View Single Post
Old 25 May 2009, 07:10 AM   #510 (permalink)
Germanophile-1
Two-seater Pilot
 
Join Date: Jul 2005
Location: New Britain, Connecticut
Posts: 295
 
John R. Cuneo's WW I aviation research

Quote:
Originally Posted by Barrett View Post
After Googling a bit I found that Cuneo died in 1984, so obviously he had time to finish his WW I work. He seems best known for his history of Rogers' Rangers.

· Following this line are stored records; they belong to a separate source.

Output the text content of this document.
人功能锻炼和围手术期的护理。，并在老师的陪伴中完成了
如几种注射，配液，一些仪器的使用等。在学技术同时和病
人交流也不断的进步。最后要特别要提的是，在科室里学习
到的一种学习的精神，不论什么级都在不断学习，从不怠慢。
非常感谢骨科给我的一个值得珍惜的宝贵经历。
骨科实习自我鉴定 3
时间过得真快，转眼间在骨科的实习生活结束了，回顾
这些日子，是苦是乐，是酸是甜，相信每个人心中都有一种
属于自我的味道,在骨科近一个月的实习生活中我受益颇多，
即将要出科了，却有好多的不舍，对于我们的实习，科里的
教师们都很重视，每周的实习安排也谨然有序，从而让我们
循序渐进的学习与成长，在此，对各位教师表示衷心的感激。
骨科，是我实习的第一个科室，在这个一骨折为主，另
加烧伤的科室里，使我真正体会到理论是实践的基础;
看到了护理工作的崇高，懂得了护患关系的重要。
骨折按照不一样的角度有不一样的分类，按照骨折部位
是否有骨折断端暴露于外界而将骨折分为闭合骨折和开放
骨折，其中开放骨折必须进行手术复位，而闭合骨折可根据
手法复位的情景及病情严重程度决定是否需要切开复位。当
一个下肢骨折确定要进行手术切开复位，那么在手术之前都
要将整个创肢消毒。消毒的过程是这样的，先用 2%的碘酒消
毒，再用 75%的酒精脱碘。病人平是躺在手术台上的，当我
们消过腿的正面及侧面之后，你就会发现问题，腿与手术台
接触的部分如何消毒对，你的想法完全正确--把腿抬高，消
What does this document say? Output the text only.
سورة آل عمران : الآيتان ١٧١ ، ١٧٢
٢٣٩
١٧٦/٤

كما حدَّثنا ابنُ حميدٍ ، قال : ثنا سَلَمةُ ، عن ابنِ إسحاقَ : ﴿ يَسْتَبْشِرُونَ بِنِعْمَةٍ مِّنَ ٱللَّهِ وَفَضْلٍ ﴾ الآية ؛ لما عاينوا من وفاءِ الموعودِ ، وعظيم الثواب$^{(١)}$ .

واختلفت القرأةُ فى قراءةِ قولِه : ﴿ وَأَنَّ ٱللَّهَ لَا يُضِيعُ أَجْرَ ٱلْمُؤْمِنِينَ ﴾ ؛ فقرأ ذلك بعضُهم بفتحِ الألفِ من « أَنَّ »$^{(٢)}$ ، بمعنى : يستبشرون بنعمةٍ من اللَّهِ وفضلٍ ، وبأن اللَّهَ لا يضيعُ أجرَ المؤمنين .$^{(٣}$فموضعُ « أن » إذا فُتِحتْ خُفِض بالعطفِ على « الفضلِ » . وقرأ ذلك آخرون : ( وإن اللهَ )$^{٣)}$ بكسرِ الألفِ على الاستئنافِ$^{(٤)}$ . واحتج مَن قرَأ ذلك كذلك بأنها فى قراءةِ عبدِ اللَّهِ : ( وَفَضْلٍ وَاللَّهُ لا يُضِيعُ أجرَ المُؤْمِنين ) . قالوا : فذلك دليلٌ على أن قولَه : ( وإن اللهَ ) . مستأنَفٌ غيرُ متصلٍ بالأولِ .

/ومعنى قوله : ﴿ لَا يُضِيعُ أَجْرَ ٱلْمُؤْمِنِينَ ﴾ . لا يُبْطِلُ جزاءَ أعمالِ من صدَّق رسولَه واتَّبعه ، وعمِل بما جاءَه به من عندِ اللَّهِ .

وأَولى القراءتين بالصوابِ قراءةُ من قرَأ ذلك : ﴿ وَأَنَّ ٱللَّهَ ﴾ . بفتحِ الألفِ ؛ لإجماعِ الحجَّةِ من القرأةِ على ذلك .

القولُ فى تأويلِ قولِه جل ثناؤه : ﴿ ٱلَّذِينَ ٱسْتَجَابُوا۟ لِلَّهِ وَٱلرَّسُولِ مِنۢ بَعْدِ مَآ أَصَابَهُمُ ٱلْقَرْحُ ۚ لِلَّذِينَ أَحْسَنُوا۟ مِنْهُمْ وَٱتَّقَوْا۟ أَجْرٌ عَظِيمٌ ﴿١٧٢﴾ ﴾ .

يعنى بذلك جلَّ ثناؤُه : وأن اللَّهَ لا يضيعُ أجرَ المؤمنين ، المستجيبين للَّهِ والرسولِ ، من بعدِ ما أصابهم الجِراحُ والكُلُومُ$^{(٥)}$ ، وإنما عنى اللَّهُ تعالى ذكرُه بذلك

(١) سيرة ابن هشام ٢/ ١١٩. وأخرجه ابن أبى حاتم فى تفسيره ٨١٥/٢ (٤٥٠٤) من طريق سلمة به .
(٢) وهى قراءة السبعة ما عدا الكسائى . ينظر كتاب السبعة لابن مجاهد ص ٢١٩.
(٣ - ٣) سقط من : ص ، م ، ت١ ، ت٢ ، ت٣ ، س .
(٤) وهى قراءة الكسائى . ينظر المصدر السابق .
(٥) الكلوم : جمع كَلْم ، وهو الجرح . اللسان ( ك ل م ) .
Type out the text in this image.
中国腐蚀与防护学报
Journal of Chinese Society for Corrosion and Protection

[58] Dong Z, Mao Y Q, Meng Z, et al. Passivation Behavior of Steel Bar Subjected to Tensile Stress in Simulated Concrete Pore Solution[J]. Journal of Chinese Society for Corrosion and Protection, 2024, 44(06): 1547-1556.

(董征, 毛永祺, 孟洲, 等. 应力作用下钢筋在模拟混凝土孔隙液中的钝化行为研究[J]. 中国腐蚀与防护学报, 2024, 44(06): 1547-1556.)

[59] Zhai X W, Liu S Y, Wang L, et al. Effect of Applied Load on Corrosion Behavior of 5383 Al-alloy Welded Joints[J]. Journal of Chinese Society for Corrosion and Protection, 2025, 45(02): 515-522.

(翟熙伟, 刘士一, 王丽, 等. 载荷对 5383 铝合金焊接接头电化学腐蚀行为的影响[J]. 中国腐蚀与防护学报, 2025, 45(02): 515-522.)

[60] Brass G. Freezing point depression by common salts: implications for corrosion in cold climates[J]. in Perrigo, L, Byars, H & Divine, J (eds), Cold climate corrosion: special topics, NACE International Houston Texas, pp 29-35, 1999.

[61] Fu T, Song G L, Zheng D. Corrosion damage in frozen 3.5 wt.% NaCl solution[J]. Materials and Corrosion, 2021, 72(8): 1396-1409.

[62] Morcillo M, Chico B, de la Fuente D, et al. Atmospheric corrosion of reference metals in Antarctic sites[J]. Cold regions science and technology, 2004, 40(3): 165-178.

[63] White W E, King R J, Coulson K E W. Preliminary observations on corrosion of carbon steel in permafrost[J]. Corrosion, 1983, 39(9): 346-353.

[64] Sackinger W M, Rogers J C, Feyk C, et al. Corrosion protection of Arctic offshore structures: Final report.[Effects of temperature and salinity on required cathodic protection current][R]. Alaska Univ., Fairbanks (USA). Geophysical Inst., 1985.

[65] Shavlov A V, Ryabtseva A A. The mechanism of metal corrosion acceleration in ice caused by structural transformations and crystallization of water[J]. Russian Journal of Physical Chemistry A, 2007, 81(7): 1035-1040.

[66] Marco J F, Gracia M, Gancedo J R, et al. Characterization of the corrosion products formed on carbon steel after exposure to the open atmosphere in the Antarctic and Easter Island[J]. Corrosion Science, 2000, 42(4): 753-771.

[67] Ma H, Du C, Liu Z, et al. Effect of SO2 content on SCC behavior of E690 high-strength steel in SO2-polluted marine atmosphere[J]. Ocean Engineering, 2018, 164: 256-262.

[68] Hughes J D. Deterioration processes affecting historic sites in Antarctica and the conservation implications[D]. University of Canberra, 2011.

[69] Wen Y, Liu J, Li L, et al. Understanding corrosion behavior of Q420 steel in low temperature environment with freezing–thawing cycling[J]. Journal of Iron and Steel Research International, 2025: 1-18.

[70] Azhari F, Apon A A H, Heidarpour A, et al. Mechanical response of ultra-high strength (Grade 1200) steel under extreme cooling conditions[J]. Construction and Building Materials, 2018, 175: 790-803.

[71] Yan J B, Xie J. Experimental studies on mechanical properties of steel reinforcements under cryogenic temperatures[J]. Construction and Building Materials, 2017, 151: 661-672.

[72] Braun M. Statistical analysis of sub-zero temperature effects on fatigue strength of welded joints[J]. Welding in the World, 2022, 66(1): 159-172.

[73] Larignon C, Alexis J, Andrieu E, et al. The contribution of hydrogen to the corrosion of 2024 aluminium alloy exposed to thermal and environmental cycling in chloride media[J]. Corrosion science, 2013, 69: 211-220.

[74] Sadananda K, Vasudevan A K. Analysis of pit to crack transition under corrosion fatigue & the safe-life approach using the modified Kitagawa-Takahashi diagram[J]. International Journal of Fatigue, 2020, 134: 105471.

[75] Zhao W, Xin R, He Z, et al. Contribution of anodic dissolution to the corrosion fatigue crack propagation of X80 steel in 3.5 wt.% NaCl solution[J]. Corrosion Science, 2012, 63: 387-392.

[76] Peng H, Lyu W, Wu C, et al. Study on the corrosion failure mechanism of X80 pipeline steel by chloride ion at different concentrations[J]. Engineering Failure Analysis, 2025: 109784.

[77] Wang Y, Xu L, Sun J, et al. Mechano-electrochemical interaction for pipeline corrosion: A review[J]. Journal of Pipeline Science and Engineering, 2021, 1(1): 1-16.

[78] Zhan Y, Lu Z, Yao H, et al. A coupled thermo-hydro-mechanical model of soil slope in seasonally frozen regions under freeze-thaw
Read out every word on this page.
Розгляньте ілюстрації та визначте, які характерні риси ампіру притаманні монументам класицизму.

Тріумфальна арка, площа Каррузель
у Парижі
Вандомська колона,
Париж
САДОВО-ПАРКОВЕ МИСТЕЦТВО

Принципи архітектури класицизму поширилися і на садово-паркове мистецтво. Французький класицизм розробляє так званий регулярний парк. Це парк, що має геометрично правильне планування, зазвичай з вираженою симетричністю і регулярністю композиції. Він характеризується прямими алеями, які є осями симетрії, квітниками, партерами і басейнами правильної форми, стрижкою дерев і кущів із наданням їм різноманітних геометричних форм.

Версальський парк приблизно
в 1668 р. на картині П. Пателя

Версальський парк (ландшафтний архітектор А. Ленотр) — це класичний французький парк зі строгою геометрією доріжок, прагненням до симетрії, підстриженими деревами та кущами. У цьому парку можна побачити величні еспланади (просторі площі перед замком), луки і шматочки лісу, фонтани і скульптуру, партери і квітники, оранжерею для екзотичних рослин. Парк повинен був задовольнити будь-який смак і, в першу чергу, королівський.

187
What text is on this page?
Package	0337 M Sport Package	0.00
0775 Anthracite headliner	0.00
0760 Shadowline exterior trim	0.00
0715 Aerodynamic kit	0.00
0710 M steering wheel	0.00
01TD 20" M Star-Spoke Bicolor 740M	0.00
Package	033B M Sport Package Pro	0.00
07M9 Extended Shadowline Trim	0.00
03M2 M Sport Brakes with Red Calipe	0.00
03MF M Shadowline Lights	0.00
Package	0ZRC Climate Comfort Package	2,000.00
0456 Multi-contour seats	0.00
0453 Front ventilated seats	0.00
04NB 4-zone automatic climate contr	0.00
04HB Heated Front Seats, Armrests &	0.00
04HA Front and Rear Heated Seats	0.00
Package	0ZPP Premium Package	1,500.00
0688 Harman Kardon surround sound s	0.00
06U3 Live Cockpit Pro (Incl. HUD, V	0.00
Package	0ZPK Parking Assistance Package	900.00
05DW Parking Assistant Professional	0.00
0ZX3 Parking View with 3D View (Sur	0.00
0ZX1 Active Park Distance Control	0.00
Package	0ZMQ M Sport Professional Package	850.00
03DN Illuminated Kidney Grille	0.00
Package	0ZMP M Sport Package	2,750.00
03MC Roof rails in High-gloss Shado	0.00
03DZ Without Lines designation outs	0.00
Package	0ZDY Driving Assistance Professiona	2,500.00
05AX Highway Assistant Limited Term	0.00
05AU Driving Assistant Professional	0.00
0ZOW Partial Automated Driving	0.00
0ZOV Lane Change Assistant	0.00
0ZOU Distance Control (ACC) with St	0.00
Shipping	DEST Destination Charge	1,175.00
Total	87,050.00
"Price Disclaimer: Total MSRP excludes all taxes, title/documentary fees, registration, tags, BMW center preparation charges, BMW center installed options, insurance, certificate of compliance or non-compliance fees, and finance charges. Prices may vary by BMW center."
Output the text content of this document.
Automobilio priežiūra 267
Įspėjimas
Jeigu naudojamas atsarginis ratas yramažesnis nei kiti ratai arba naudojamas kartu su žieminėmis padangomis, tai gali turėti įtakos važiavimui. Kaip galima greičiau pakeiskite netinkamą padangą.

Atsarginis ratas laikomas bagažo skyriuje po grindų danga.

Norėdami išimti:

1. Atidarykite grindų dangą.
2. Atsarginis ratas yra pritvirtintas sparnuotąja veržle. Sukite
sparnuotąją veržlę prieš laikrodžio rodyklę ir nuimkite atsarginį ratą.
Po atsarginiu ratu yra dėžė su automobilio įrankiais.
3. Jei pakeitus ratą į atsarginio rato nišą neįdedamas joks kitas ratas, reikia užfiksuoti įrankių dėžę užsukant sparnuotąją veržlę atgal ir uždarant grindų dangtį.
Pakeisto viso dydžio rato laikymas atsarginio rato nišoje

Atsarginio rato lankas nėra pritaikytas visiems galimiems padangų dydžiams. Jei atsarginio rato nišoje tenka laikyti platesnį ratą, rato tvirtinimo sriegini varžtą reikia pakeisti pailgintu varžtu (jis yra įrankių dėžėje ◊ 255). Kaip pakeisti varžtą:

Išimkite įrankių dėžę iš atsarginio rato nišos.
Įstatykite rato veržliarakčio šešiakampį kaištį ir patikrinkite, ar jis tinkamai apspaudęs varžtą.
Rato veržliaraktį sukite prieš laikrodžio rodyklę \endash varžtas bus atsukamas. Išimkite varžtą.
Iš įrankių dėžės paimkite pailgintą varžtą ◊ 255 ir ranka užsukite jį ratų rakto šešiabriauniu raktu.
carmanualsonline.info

Cuneo, John R., Drawings, Acc. 1987-0025

John R. Cuneo (1907-1984), a lawyer, began Winged Mars with the intent to write a multi-volume history of the air forces of Germany, France, and Great Britain through the end of World War I. The first volume, The German Air Weapon, 1870-1914, was published in 1942 and traced the emergence of German aviation to the outbreak of the war. That volume was followed in 1947 by The Air Weapon, 1914-1916, tracing the functional value of airplanes as weapons during the first two and a half years of the war. Cuneo planned two additional volumes in the series to complete the history of these air forces to the end of 1918, but he abandoned these plans when his publisher, Military Service Publishing Company, canceled the contract.
<snip, snip>
I'm not sure that Cuneo intended to complete his series of WW I German aviation books. A busy law practice and other interests seems to have diverted him. I had a brief correspondence with him in the mid-1960s and in one letter he wrote: "Although my studies are thus quite alien to the general material in C&C [Cross & Cockade Journal], I must confess that I enjoy reading its articles about the 'aces' and lesser 'fry' and regret that I did not do more work and pick up more books on individuals in the '30s when it did not cost a million dollars (or so it seems) to get a book on an air personality as it does today."

He had the time, but (or so it seems) not the inclination. In any case, he lived to see the antiquarian value of his two volumes rise to respectable levels.